The Catcher in the Rye

by: J. D. Salinger


Two main antagonists stand between Holden and his goal of connection: society, and Holden himself. Holden feels antagonized by much of society, which to him is filled with inauthentic people following arbitrary rules. Nearly every adult Holden meets either disappoints him or thwarts him in his attempts to make connections. To the adults, Holden is just a teenager, and they treat him accordingly. But Holden thinks he’s as smart or smarter than the adults, and doesn’t understand why they don’t treat him as a peer. For example, Holden tries to convince his classmate’s mother to have a drink with him, but she refuses, since Holden is too young to be drinking. Throughout the book, Holden tries to insinuate himself into adult society by going to bars, trying to pick up women, staying in a hotel, and taking taxis. However, he feels constantly antagonized by what he sees as the phoniness of the adults he encounters during these activities, as well as their refusal to accept him as one of their own.

Significantly, even though Holden understands most other people as antagonists, no one actually “has it out” for him.
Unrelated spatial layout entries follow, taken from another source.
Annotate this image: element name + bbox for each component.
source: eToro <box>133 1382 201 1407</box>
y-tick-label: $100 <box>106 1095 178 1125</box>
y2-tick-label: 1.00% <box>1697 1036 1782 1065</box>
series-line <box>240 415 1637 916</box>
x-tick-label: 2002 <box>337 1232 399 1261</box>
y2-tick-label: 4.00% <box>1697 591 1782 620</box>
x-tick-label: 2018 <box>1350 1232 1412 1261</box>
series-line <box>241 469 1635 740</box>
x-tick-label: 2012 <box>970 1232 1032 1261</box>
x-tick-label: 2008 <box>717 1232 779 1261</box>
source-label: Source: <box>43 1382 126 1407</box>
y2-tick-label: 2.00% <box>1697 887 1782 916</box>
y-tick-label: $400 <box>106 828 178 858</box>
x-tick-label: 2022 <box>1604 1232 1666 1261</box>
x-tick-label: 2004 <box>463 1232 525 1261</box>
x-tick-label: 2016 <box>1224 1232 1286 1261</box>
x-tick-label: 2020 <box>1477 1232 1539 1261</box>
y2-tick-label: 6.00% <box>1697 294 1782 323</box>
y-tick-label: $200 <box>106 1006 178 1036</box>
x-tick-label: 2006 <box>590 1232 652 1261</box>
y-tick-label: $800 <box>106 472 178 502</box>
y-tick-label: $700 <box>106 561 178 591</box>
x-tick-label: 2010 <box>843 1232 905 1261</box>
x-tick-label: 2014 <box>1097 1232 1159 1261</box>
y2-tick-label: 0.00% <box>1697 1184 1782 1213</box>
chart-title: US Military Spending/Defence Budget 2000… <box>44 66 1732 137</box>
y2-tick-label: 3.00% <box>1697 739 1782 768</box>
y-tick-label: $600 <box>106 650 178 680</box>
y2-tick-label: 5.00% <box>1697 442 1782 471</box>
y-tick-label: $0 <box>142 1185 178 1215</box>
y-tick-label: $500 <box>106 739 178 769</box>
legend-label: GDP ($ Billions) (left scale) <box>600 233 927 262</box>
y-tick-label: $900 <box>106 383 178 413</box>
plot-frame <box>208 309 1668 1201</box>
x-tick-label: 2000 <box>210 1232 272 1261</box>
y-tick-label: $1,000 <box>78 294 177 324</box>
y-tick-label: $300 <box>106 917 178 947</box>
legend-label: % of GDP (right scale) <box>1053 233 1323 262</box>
In fact, it could be argued that by holding everyone at a suspicious distance, Holden acts as his own greatest antagonist. That Holden is antagonizing himself becomes apparent in the way Holden still relies on his peers despite his criticisms of them. For example, after his tiff with Stradlater, Holden goes to Ackley for solace. But in the brief scene that follows, it is Holden, not Ackley, who stirs up trouble and huffs off. This scene indicates that Ackley could be a good friend if Holden didn’t alienate so many people with his constant hostility. Most of the adults Holden meets act kindly towards him, at least initially. Holden repeatedly either refuses or misinterprets their kindness, unwilling or unable to accept help. It would seem, then, that one of the major lessons Holden needs to learn is how to stop being his own antagonist. This is the lesson that both Mr. Spencer and Mr. Antolini attempt to give him, each in their own way. Carl Luce also offers this lesson when he suggests that Holden seek out psychiatric help. Even young Phoebe points out that Holden gets in his own way by refusing to like anything. In the end, then, Holden may turn out to have just one antagonist, not many.